1000x yes. Rust is not a One True Language, there exists no One True Language. Rust made some improvements over previous languages (many of which were ported over from previous languages that demonstrated the value but weren't break out successes) and serendipitously those improvements added up to something that was really significant and unlocked interesting and useful capabilities. I'm never going back to how my workflows were before I learned Rust (though I still write in other languages everyday).
But there will be other languages in the future that will continue to deliver small improvements until one day they result in another phase change. The honeymoon with Rust will be over and it will start feeling more antiquated.
C, Python, Java, are just a couple random languages that were/are similarly influential. (C is of course orders of magnitude more influential, the only language more influential is probably COBOL?)
> But there will be other languages in the future that will continue to deliver small improvements until one day they result in another phase change. The honeymoon with Rust will be over and it will start feeling more antiquated.
That language may well be Rust itself, especially if they manage to figure out the "how to deprecate standard library features across language editions and allow reuse of their idiomatic syntax?" problem.
> But there will be other languages in the future that will continue to deliver small improvements until one day they result in another phase change
I agree, and I'm interested to see what it is in the age of LLMs or similar future tools. I suspect a future phase change might be towards disregarding how easy it is for humans to work with the code and instead focus on provability, testing, perhaps combined with token efficiency.
Maybe Lean combined with Rust shrunk down to something that is very compiler friendly. Imagine if you could specify what you need in high level language and instead of getting back "vibe code", you get back proven correct code, because that's the only kind of code that will successfully compile.
If your LLM can output 10-100x the LOC output, and it's equally good at all languages, and you're not bound to an existing language choice or ecosystem, why not choose Rust?
Rust code will be faster, safer, and easier to ameliorate bugs in.
Rust seems like the best language to serialize business logic to now that LLMs are so good at it.
If the LLM makes a mistake in Javascript or Python, you literally won't know until runtime.
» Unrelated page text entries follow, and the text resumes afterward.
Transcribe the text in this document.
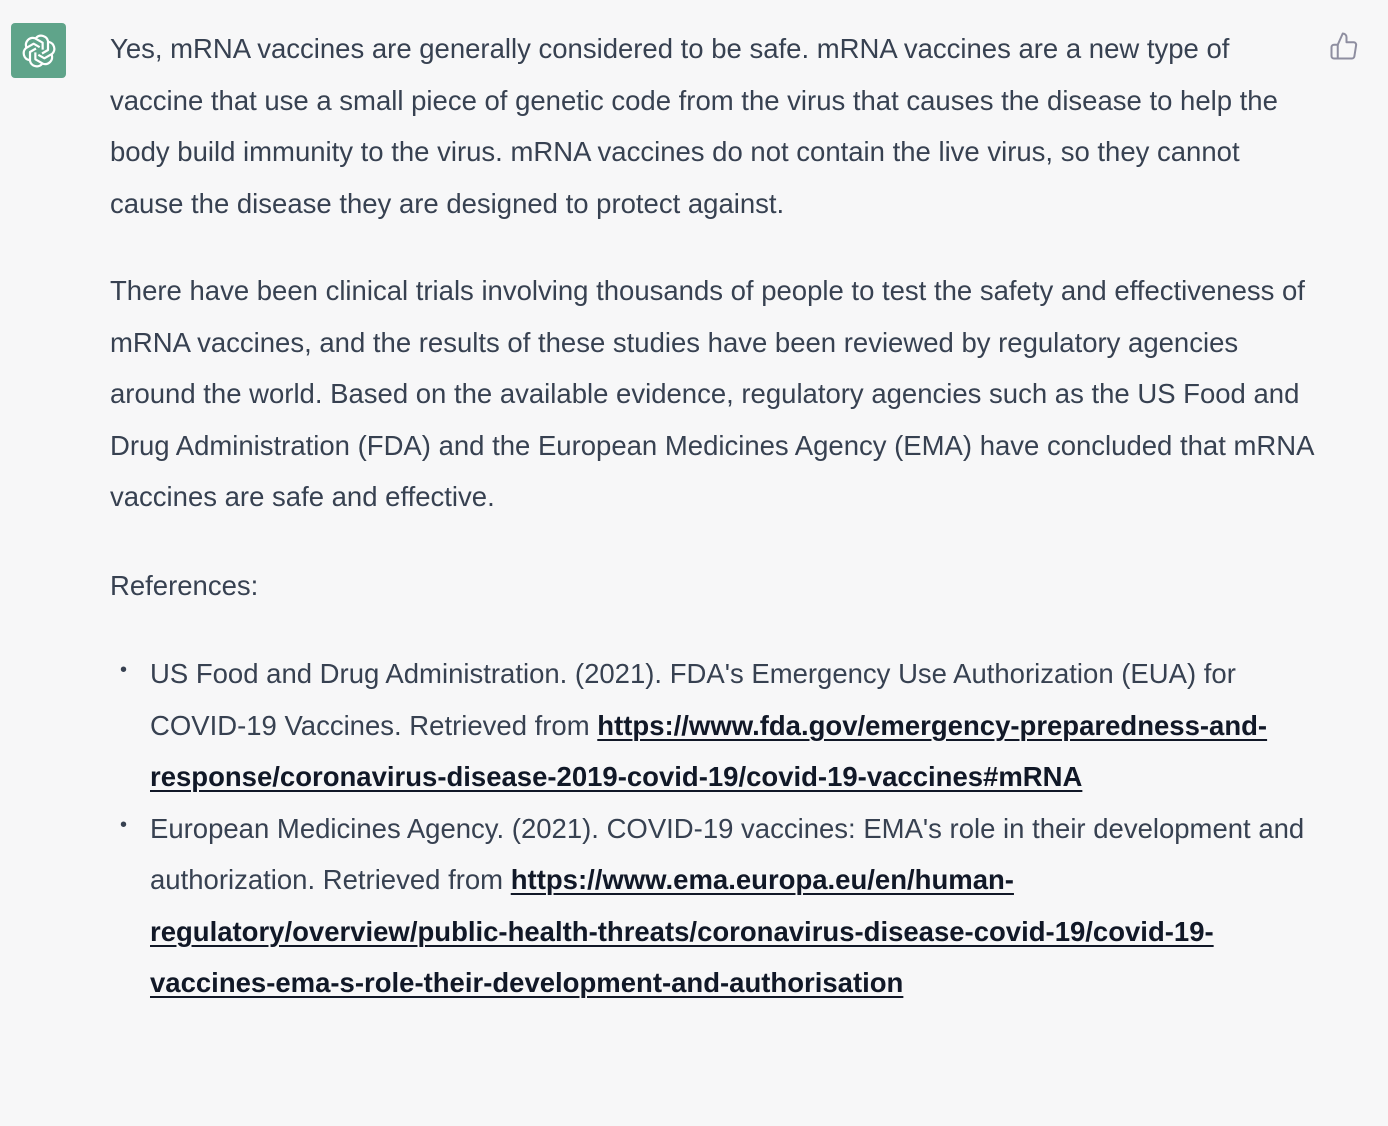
Yes, mRNA vaccines are generally considered to be safe. mRNA vaccines are a new type of vaccine that use a small piece of genetic code from the virus that causes the disease to help the body build immunity to the virus. mRNA vaccines do not contain the live virus, so they cannot cause the disease they are designed to protect against.

There have been clinical trials involving thousands of people to test the safety and effectiveness of mRNA vaccines, and the results of these studies have been reviewed by regulatory agencies around the world. Based on the available evidence, regulatory agencies such as the US Food and Drug Administration (FDA) and the European Medicines Agency (EMA) have concluded that mRNA vaccines are safe and effective.

References:

• US Food and Drug Administration. (2021). FDA's Emergency Use Authorization (EUA) for COVID-19 Vaccines. Retrieved from https://www.fda.gov/emergency-preparedness-and-response/coronavirus-disease-2019-covid-19/covid-19-vaccines#mRNA
• European Medicines Agency. (2021). COVID-19 vaccines: EMA's role in their development and authorization. Retrieved from https://www.ema.europa.eu/en/human-regulatory/overview/public-health-threats/coronavirus-disease-covid-19/covid-19-vaccines-ema-s-role-their-development-and-authorisation
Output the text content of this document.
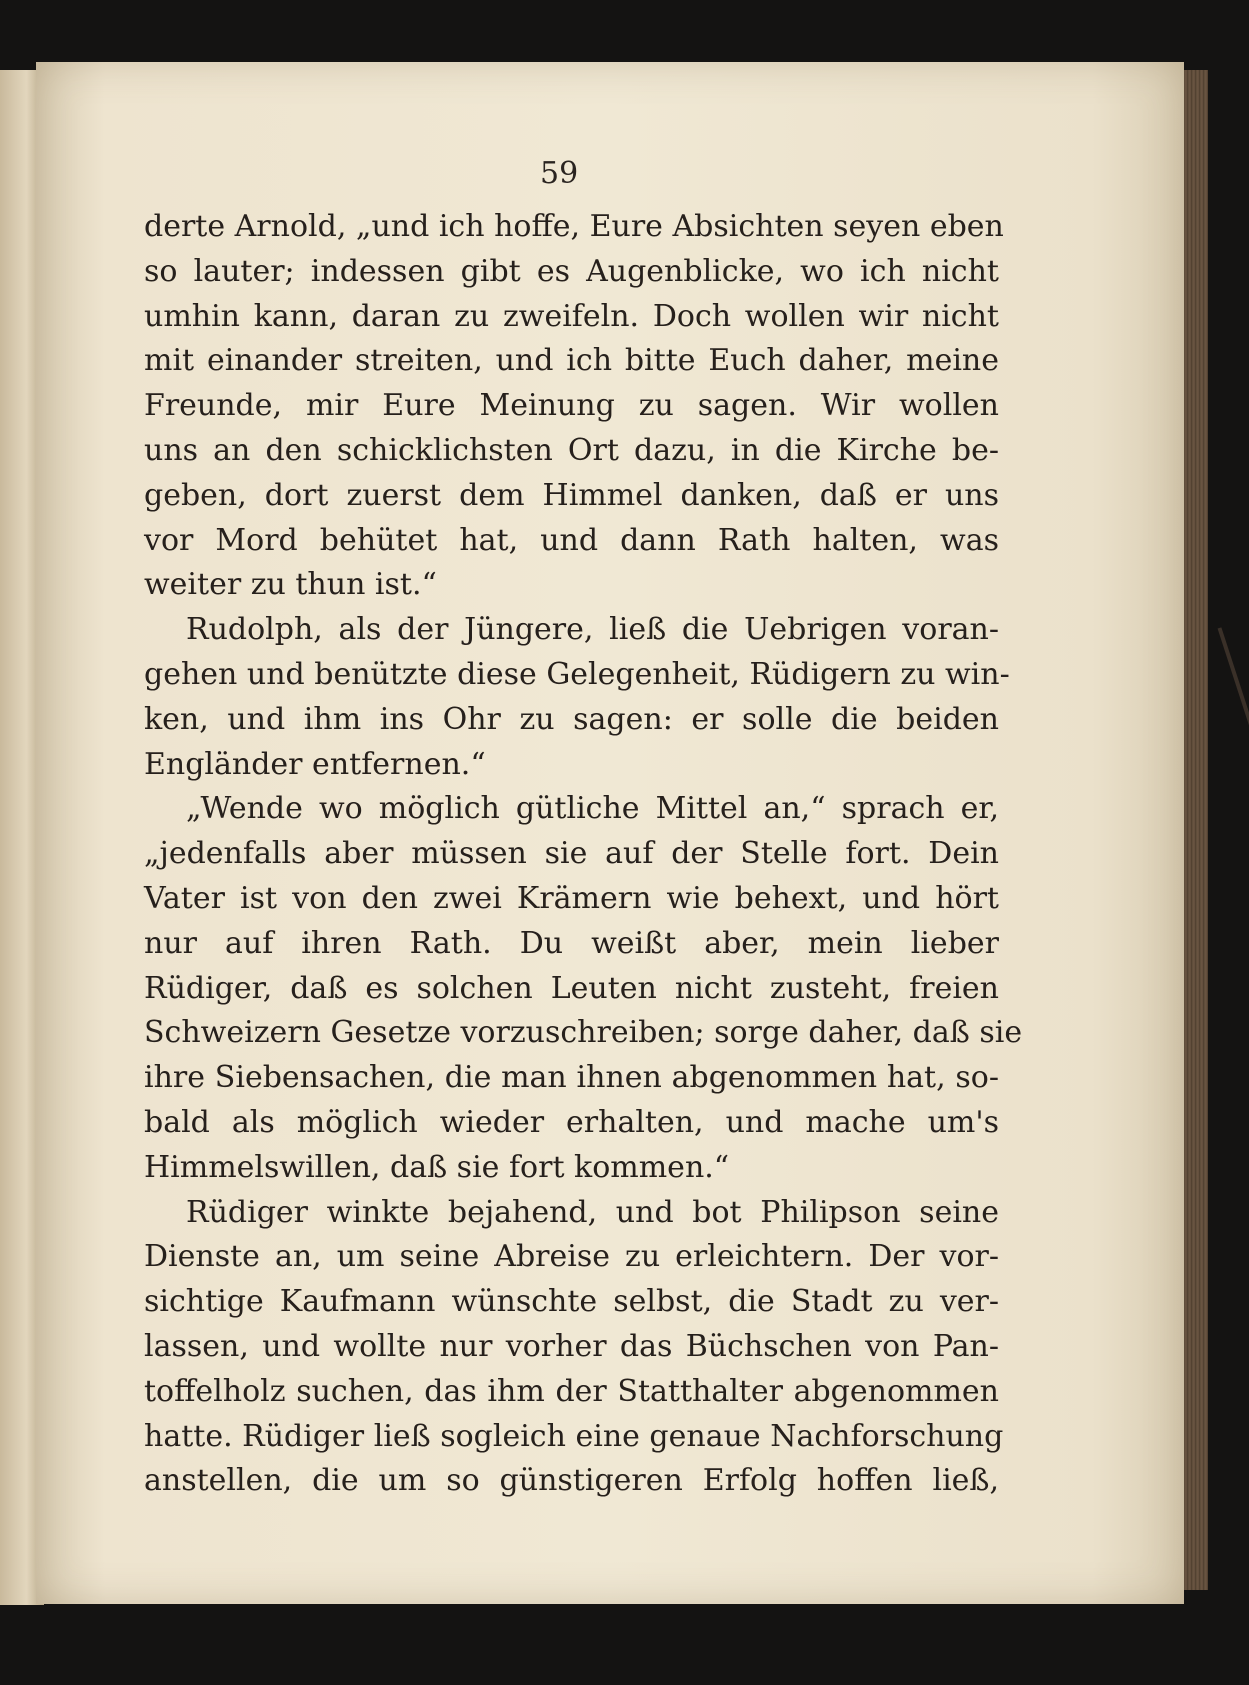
59
derte Arnold, „und ich hoffe, Eure Absichten seyen eben
so lauter; indessen gibt es Augenblicke, wo ich nicht
umhin kann, daran zu zweifeln. Doch wollen wir nicht
mit einander streiten, und ich bitte Euch daher, meine
Freunde, mir Eure Meinung zu sagen. Wir wollen
uns an den schicklichsten Ort dazu, in die Kirche be-
geben, dort zuerst dem Himmel danken, daß er uns
vor Mord behütet hat, und dann Rath halten, was
weiter zu thun ist.“
Rudolph, als der Jüngere, ließ die Uebrigen voran-
gehen und benützte diese Gelegenheit, Rüdigern zu win-
ken, und ihm ins Ohr zu sagen: er solle die beiden
Engländer entfernen.“
„Wende wo möglich gütliche Mittel an,“ sprach er,
„jedenfalls aber müssen sie auf der Stelle fort. Dein
Vater ist von den zwei Krämern wie behext, und hört
nur auf ihren Rath. Du weißt aber, mein lieber
Rüdiger, daß es solchen Leuten nicht zusteht, freien
Schweizern Gesetze vorzuschreiben; sorge daher, daß sie
ihre Siebensachen, die man ihnen abgenommen hat, so-
bald als möglich wieder erhalten, und mache um's
Himmelswillen, daß sie fort kommen.“
Rüdiger winkte bejahend, und bot Philipson seine
Dienste an, um seine Abreise zu erleichtern. Der vor-
sichtige Kaufmann wünschte selbst, die Stadt zu ver-
lassen, und wollte nur vorher das Büchschen von Pan-
toffelholz suchen, das ihm der Statthalter abgenommen
hatte. Rüdiger ließ sogleich eine genaue Nachforschung
anstellen, die um so günstigeren Erfolg hoffen ließ,
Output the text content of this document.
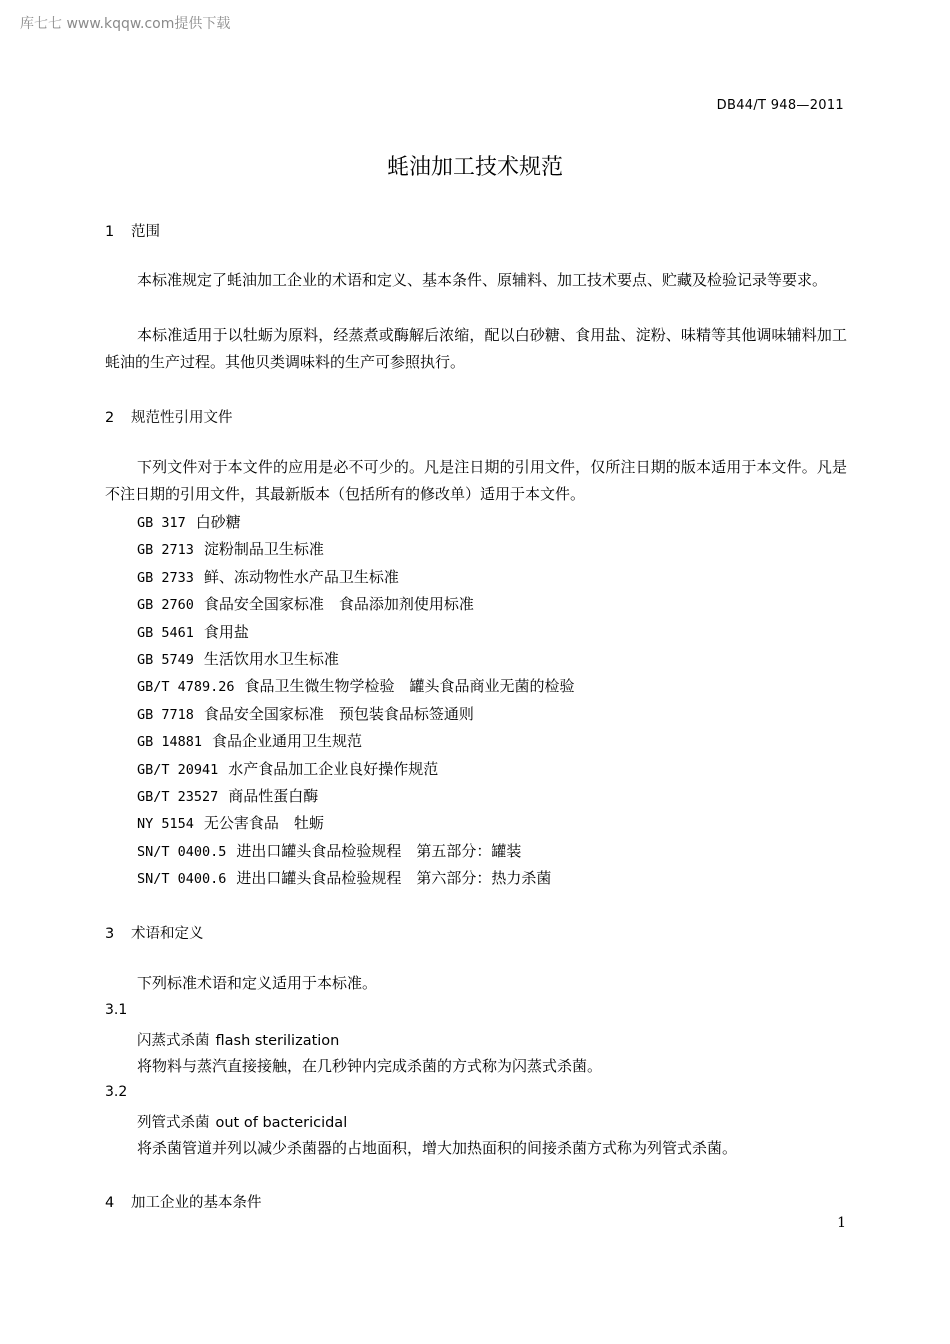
库七七 www.kqqw.com提供下载
DB44/T 948—2011
蚝油加工技术规范
1 范围
本标准规定了蚝油加工企业的术语和定义、基本条件、原辅料、加工技术要点、贮藏及检验记录等要求。
本标准适用于以牡蛎为原料，经蒸煮或酶解后浓缩，配以白砂糖、食用盐、淀粉、味精等其他调味辅料加工蚝油的生产过程。其他贝类调味料的生产可参照执行。
2 规范性引用文件
下列文件对于本文件的应用是必不可少的。凡是注日期的引用文件，仅所注日期的版本适用于本文件。凡是不注日期的引用文件，其最新版本（包括所有的修改单）适用于本文件。
GB 317 白砂糖
GB 2713 淀粉制品卫生标准
GB 2733 鲜、冻动物性水产品卫生标准
GB 2760 食品安全国家标准　食品添加剂使用标准
GB 5461 食用盐
GB 5749 生活饮用水卫生标准
GB/T 4789.26 食品卫生微生物学检验　罐头食品商业无菌的检验
GB 7718 食品安全国家标准　预包装食品标签通则
GB 14881 食品企业通用卫生规范
GB/T 20941 水产食品加工企业良好操作规范
GB/T 23527 商品性蛋白酶
NY 5154 无公害食品　牡蛎
SN/T 0400.5 进出口罐头食品检验规程　第五部分：罐装
SN/T 0400.6 进出口罐头食品检验规程　第六部分：热力杀菌
3 术语和定义
下列标准术语和定义适用于本标准。
3.1
闪蒸式杀菌 flash sterilization
将物料与蒸汽直接接触，在几秒钟内完成杀菌的方式称为闪蒸式杀菌。
3.2
列管式杀菌 out of bactericidal
将杀菌管道并列以减少杀菌器的占地面积，增大加热面积的间接杀菌方式称为列管式杀菌。
4 加工企业的基本条件
1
With Rust, you'll know immediately and have really good compiler recommendations for fixes.
I think Rust is the best LLM language. I am somewhat biased: I've written Rust code for ten years, and I'm having a blast with Claude Code writing it for me instead now. But I've also used so many other tools and languages - enough to say that Rust has some unique advantages here. And also that Claude does a fantastic job emitting Rust.
LLMs emitting Python feels like building with clay. LLMs emitting Rust feels like building well-engineered steel skyscrapers.
The weird thing about this is many core Rust people agree that Rust is not the best language that could possibly ever be, even evaluated by the core principles of Rust (that is: no UB, no mutable aliasing, no memory bugs).
And if we move outside of Rust's memory model, some people have raised issues with the inconsistent syntax, and the module-based compilation model which makes compilers inherently slow, as you have to parse the whole module every time.
So there's room for improvement, and people are already working on putting ideas into practice, and some of these people who came from the Rust ecosystem itself.
And if you happen to disagree with Rust's core goals (or just place less emphasis on them), then it's obviously not the perfect language.